Dans cette affaire, qui fait planer la menace d'un procès sur les ambitions de retour à l'Élysée de l'ancien président, les juges ont terminé leur enquête.
"C'est une procédure malade qui va continuer maintenant", a déploré l'avocat de Nicolas Sarkozy, Me Patrice Spinosi, qui la juge "fragile" et "susceptible d'entraîner la condamnation de la France à la Cour européenne des droits de l'Homme" (CEDH).

L'ancien chef de l'État est soupçonné d'avoir tenté d'obtenir de Gilbert Azibert, alors magistrat à la Cour de cassation, et par l'entremise de son avocat historique, Me Thierry Herzog, des informations couvertes par le secret. Et ce, dans le cadre d'une procédure sur la saisie de ses agendas, en marge de l'affaire Bettencourt, dans laquelle il a bénéficié d'un non-lieu.
De son côté, M. Sarkozy devait intervenir en faveur de M. Azibert pour qu'il obtienne un poste de prestige à Monaco, ce qu'il n'a finalement pas fait.
L'ex-président y voit la démonstration qu'il n'a rien à se reprocher.
Tous trois mis en examen, MM. Sarkozy, Herzog et Azibert ont contesté la régularité de la procédure.

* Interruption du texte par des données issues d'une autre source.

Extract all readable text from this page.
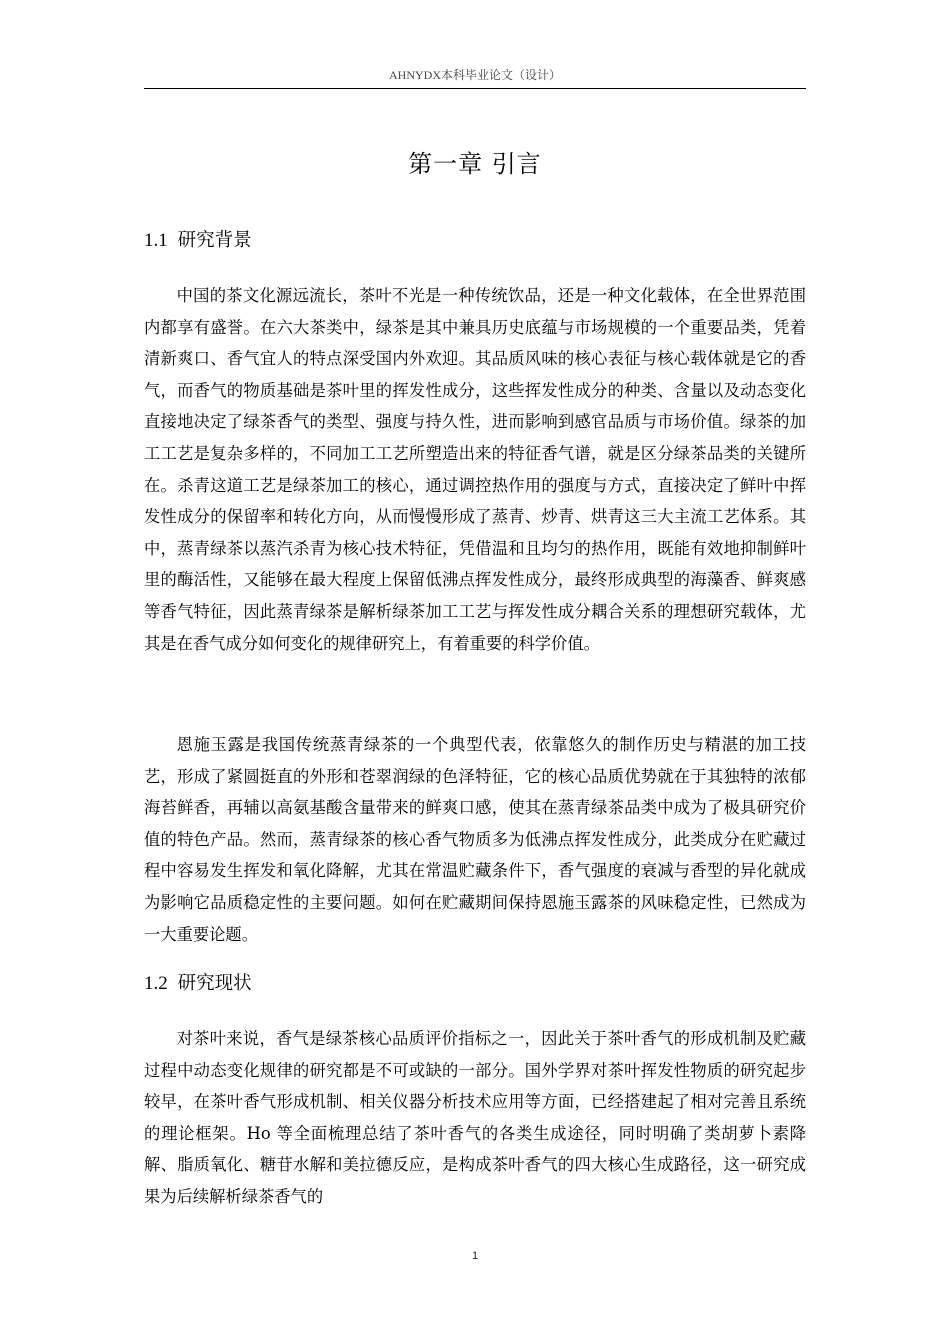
AHNYDX本科毕业论文（设计）
第一章 引言
1.1 研究背景

中国的茶文化源远流长，茶叶不光是一种传统饮品，还是一种文化载体，在全世界范围内都享有盛誉。在六大茶类中，绿茶是其中兼具历史底蕴与市场规模的一个重要品类，凭着清新爽口、香气宜人的特点深受国内外欢迎。其品质风味的核心表征与核心载体就是它的香气，而香气的物质基础是茶叶里的挥发性成分，这些挥发性成分的种类、含量以及动态变化直接地决定了绿茶香气的类型、强度与持久性，进而影响到感官品质与市场价值。绿茶的加工工艺是复杂多样的，不同加工工艺所塑造出来的特征香气谱，就是区分绿茶品类的关键所在。杀青这道工艺是绿茶加工的核心，通过调控热作用的强度与方式，直接决定了鲜叶中挥发性成分的保留率和转化方向，从而慢慢形成了蒸青、炒青、烘青这三大主流工艺体系。其中，蒸青绿茶以蒸汽杀青为核心技术特征，凭借温和且均匀的热作用，既能有效地抑制鲜叶里的酶活性，又能够在最大程度上保留低沸点挥发性成分，最终形成典型的海藻香、鲜爽感等香气特征，因此蒸青绿茶是解析绿茶加工工艺与挥发性成分耦合关系的理想研究载体，尤其是在香气成分如何变化的规律研究上，有着重要的科学价值。

恩施玉露是我国传统蒸青绿茶的一个典型代表，依靠悠久的制作历史与精湛的加工技艺，形成了紧圆挺直的外形和苍翠润绿的色泽特征，它的核心品质优势就在于其独特的浓郁海苔鲜香，再辅以高氨基酸含量带来的鲜爽口感，使其在蒸青绿茶品类中成为了极具研究价值的特色产品。然而，蒸青绿茶的核心香气物质多为低沸点挥发性成分，此类成分在贮藏过程中容易发生挥发和氧化降解，尤其在常温贮藏条件下，香气强度的衰减与香型的异化就成为影响它品质稳定性的主要问题。如何在贮藏期间保持恩施玉露茶的风味稳定性，已然成为一大重要论题。

1.2 研究现状

对茶叶来说，香气是绿茶核心品质评价指标之一，因此关于茶叶香气的形成机制及贮藏过程中动态变化规律的研究都是不可或缺的一部分。国外学界对茶叶挥发性物质的研究起步较早，在茶叶香气形成机制、相关仪器分析技术应用等方面，已经搭建起了相对完善且系统的理论框架。Ho 等全面梳理总结了茶叶香气的各类生成途径，同时明确了类胡萝卜素降解、脂质氧化、糖苷水解和美拉德反应，是构成茶叶香气的四大核心生成路径，这一研究成果为后续解析绿茶香气的

1
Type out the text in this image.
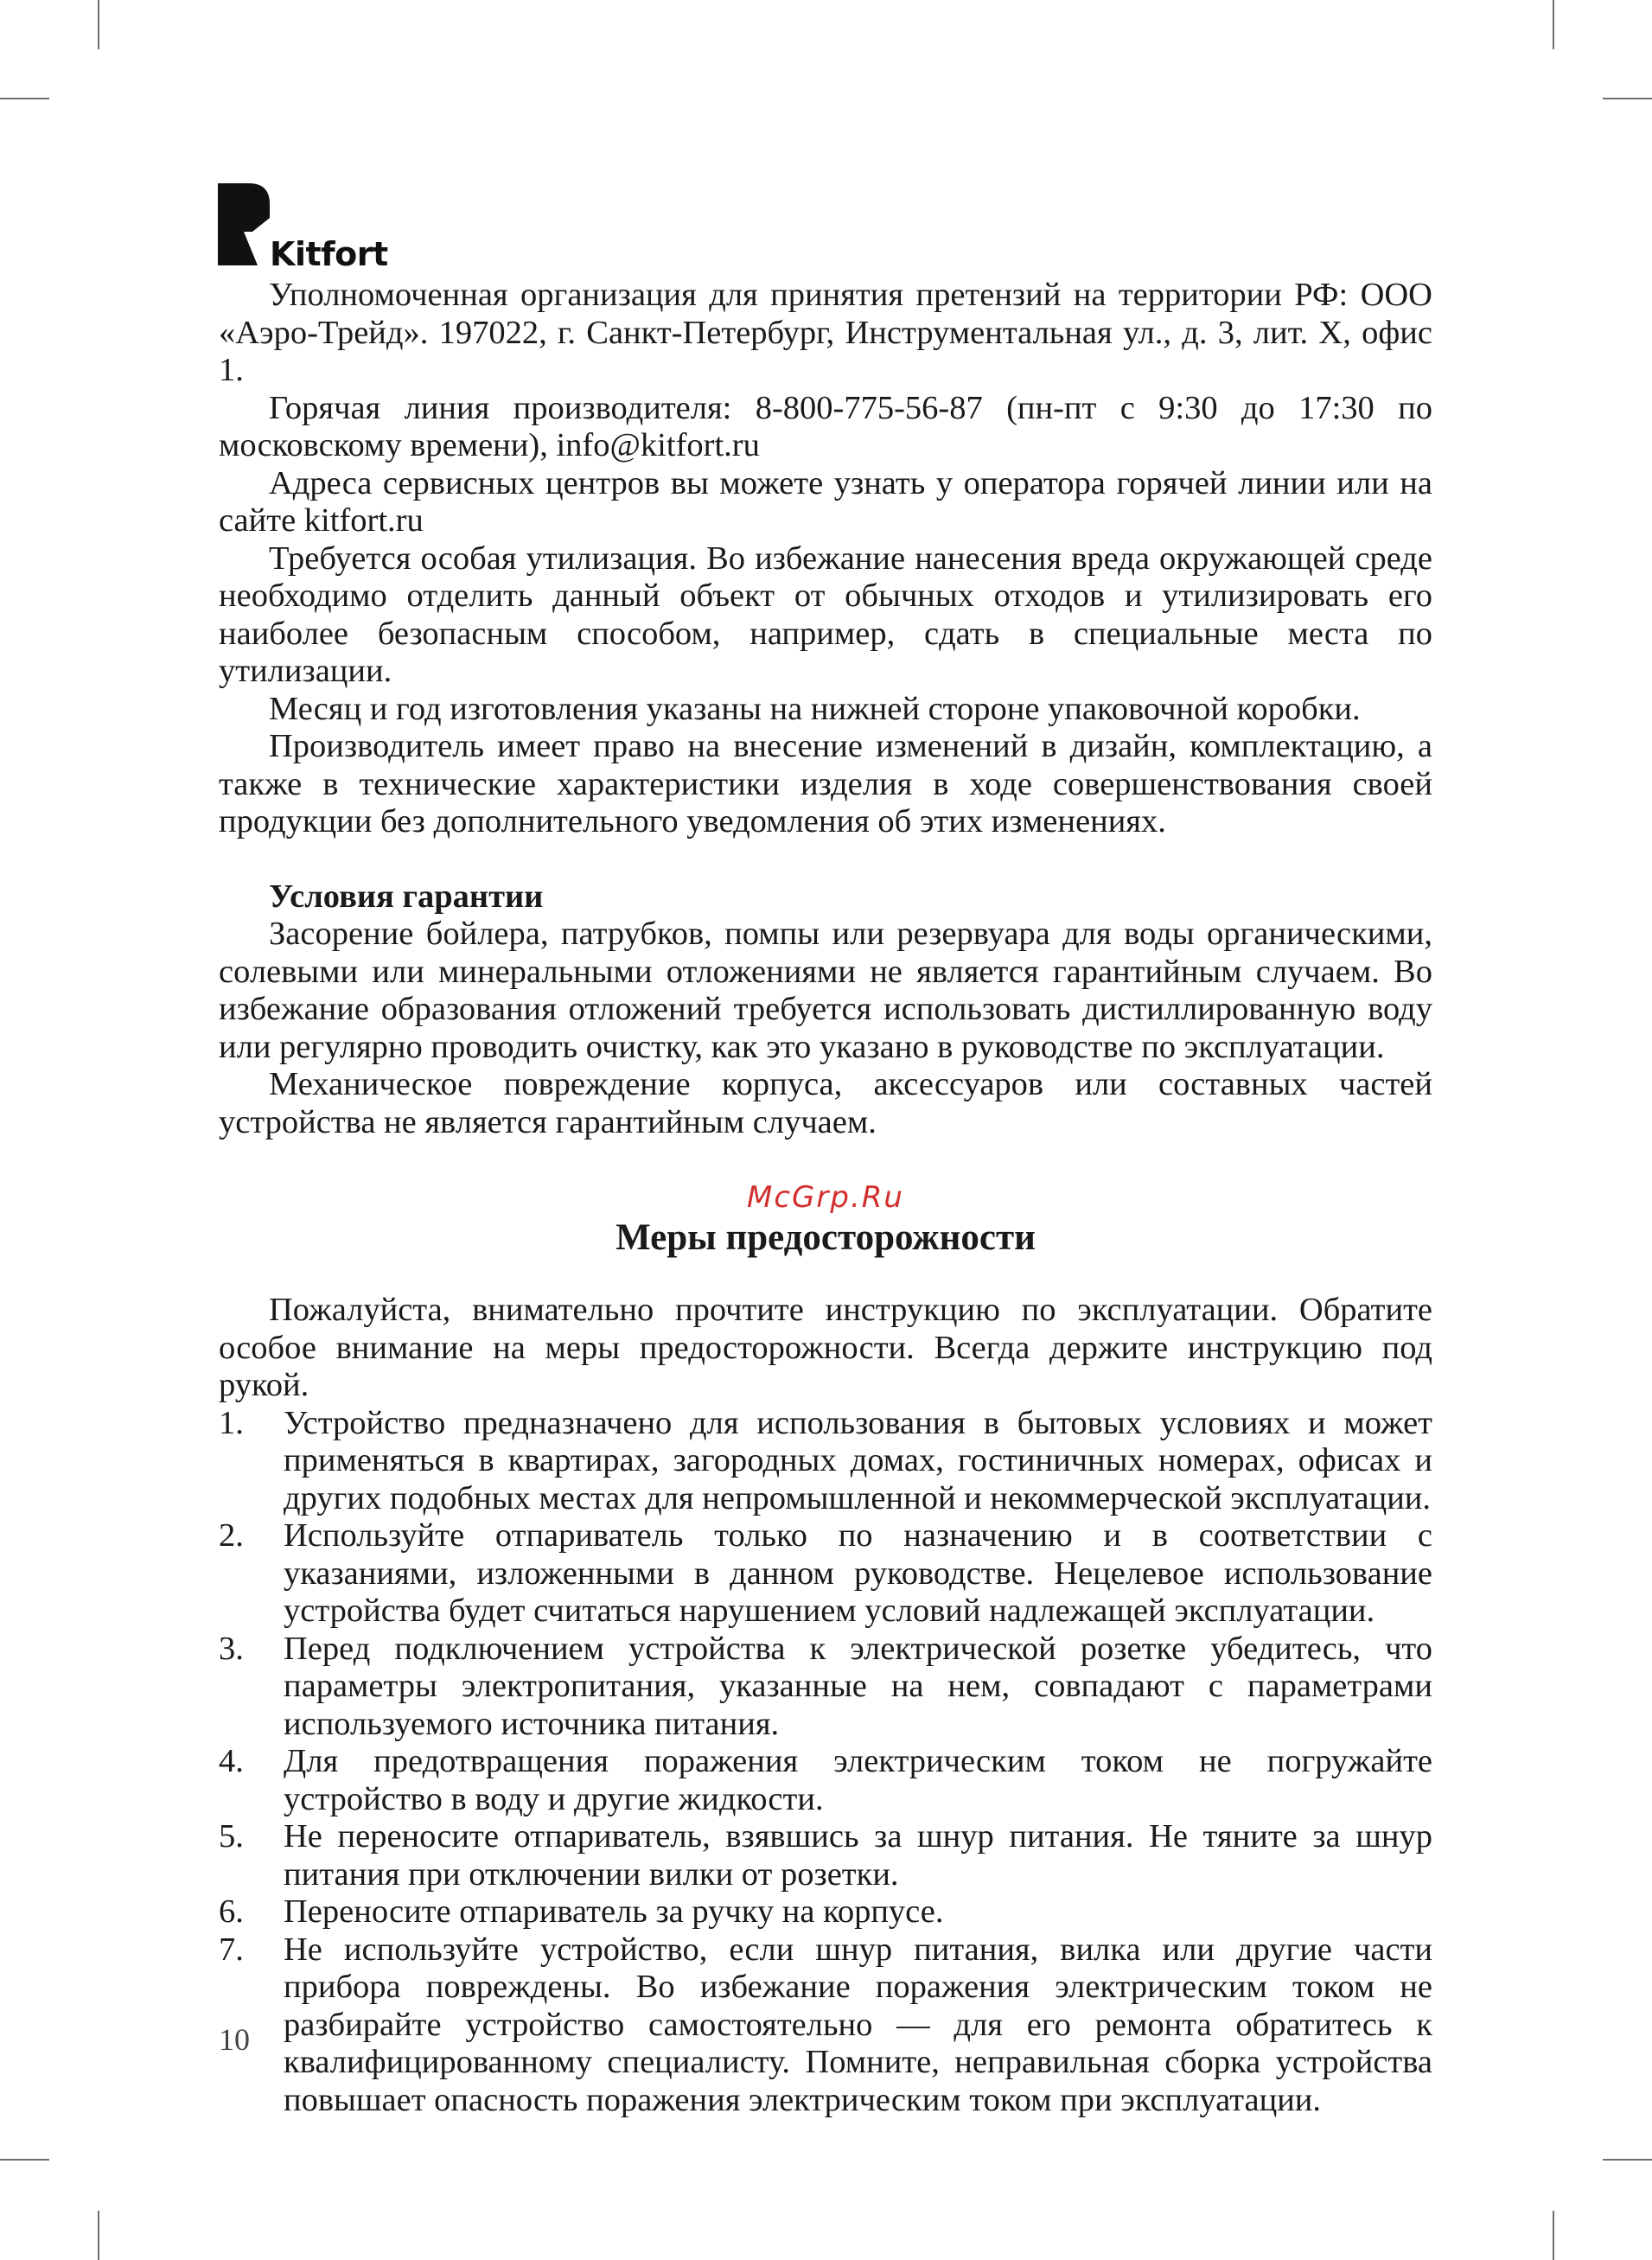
Kitfort

Уполномоченная организация для принятия претензий на территории РФ: ООО «Аэро-Трейд». 197022, г. Санкт-Петербург, Инструментальная ул., д. 3, лит. Х, офис 1.

Горячая линия производителя: 8-800-775-56-87 (пн-пт с 9:30 до 17:30 по московскому времени), info@kitfort.ru

Адреса сервисных центров вы можете узнать у оператора горячей линии или на сайте kitfort.ru

Требуется особая утилизация. Во избежание нанесения вреда окружающей среде необходимо отделить данный объект от обычных отходов и утилизировать его наиболее безопасным способом, например, сдать в специальные места по утилизации.

Месяц и год изготовления указаны на нижней стороне упаковочной коробки.

Производитель имеет право на внесение изменений в дизайн, комплектацию, а также в технические характеристики изделия в ходе совершенствования своей продукции без дополнительного уведомления об этих изменениях.

Условия гарантии

Засорение бойлера, патрубков, помпы или резервуара для воды органическими, солевыми или минеральными отложениями не является гарантийным случаем. Во избежание образования отложений требуется использовать дистиллированную воду или регулярно проводить очистку, как это указано в руководстве по эксплуатации.

Механическое повреждение корпуса, аксессуаров или составных частей устройства не является гарантийным случаем.

McGrp.Ru
Меры предосторожности

Пожалуйста, внимательно прочтите инструкцию по эксплуатации. Обратите особое внимание на меры предосторожности. Всегда держите инструкцию под рукой.

1.	Устройство предназначено для использования в бытовых условиях и может применяться в квартирах, загородных домах, гостиничных номерах, офисах и других подобных местах для непромышленной и некоммерческой эксплуатации.
2.	Используйте отпариватель только по назначению и в соответствии с указаниями, изложенными в данном руководстве. Нецелевое использование устройства будет считаться нарушением условий надлежащей эксплуатации.
3.	Перед подключением устройства к электрической розетке убедитесь, что параметры электропитания, указанные на нем, совпадают с параметрами используемого источника питания.
4.	Для предотвращения поражения электрическим током не погружайте устройство в воду и другие жидкости.
5.	Не переносите отпариватель, взявшись за шнур питания. Не тяните за шнур питания при отключении вилки от розетки.
6.	Переносите отпариватель за ручку на корпусе.
7.	Не используйте устройство, если шнур питания, вилка или другие части прибора повреждены. Во избежание поражения электрическим током не разбирайте устройство самостоятельно — для его ремонта обратитесь к квалифицированному специалисту. Помните, неправильная сборка устройства повышает опасность поражения электрическим током при эксплуатации.
10
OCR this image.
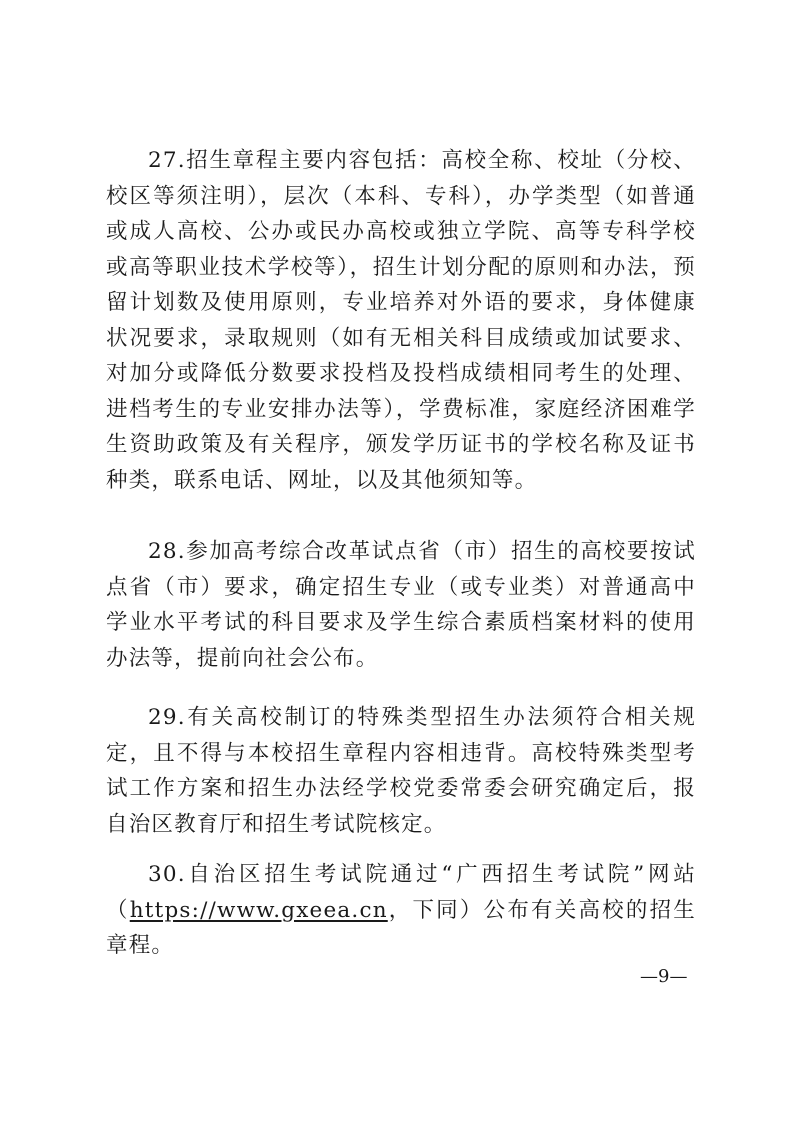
27.招生章程主要内容包括：高校全称、校址（分校、校区等须注明），层次（本科、专科），办学类型（如普通或成人高校、公办或民办高校或独立学院、高等专科学校或高等职业技术学校等），招生计划分配的原则和办法，预留计划数及使用原则，专业培养对外语的要求，身体健康状况要求，录取规则（如有无相关科目成绩或加试要求、对加分或降低分数要求投档及投档成绩相同考生的处理、进档考生的专业安排办法等），学费标准，家庭经济困难学生资助政策及有关程序，颁发学历证书的学校名称及证书种类，联系电话、网址，以及其他须知等。

28.参加高考综合改革试点省（市）招生的高校要按试点省（市）要求，确定招生专业（或专业类）对普通高中学业水平考试的科目要求及学生综合素质档案材料的使用办法等，提前向社会公布。

29.有关高校制订的特殊类型招生办法须符合相关规定，且不得与本校招生章程内容相违背。高校特殊类型考试工作方案和招生办法经学校党委常委会研究确定后，报自治区教育厅和招生考试院核定。

30.自治区招生考试院通过“广西招生考试院”网站（https://www.gxeea.cn，下同）公布有关高校的招生章程。

—9—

La Cour de cassation n'a donné raison qu'aux deux derniers: elle a annulé la saisie de l'avis du conseiller rapporteur et le projet d'arrêt dans l'affaire et annulé la retranscription d'une écoute entre Me Herzog et le bâtonnier de Paris de l'époque, Me Pierre-Olivier Sur.
Lors de l'audience le 28 janvier, le premier avocat général François Cordier s'était prononcé pour l'annulation de ces documents couverts par le secret du délibéré, qui n'étaient selon lui pas utiles à la manifestation de la vérité.

Quant à la conversation entre Mes Herzog et Sur, c'est à tort qu'elle a été retranscrite, car, avait estimé le magistrat, son contenu ne suffit pas à lui seul pour soupçonner Me Herzog d'avoir participé à l'infraction.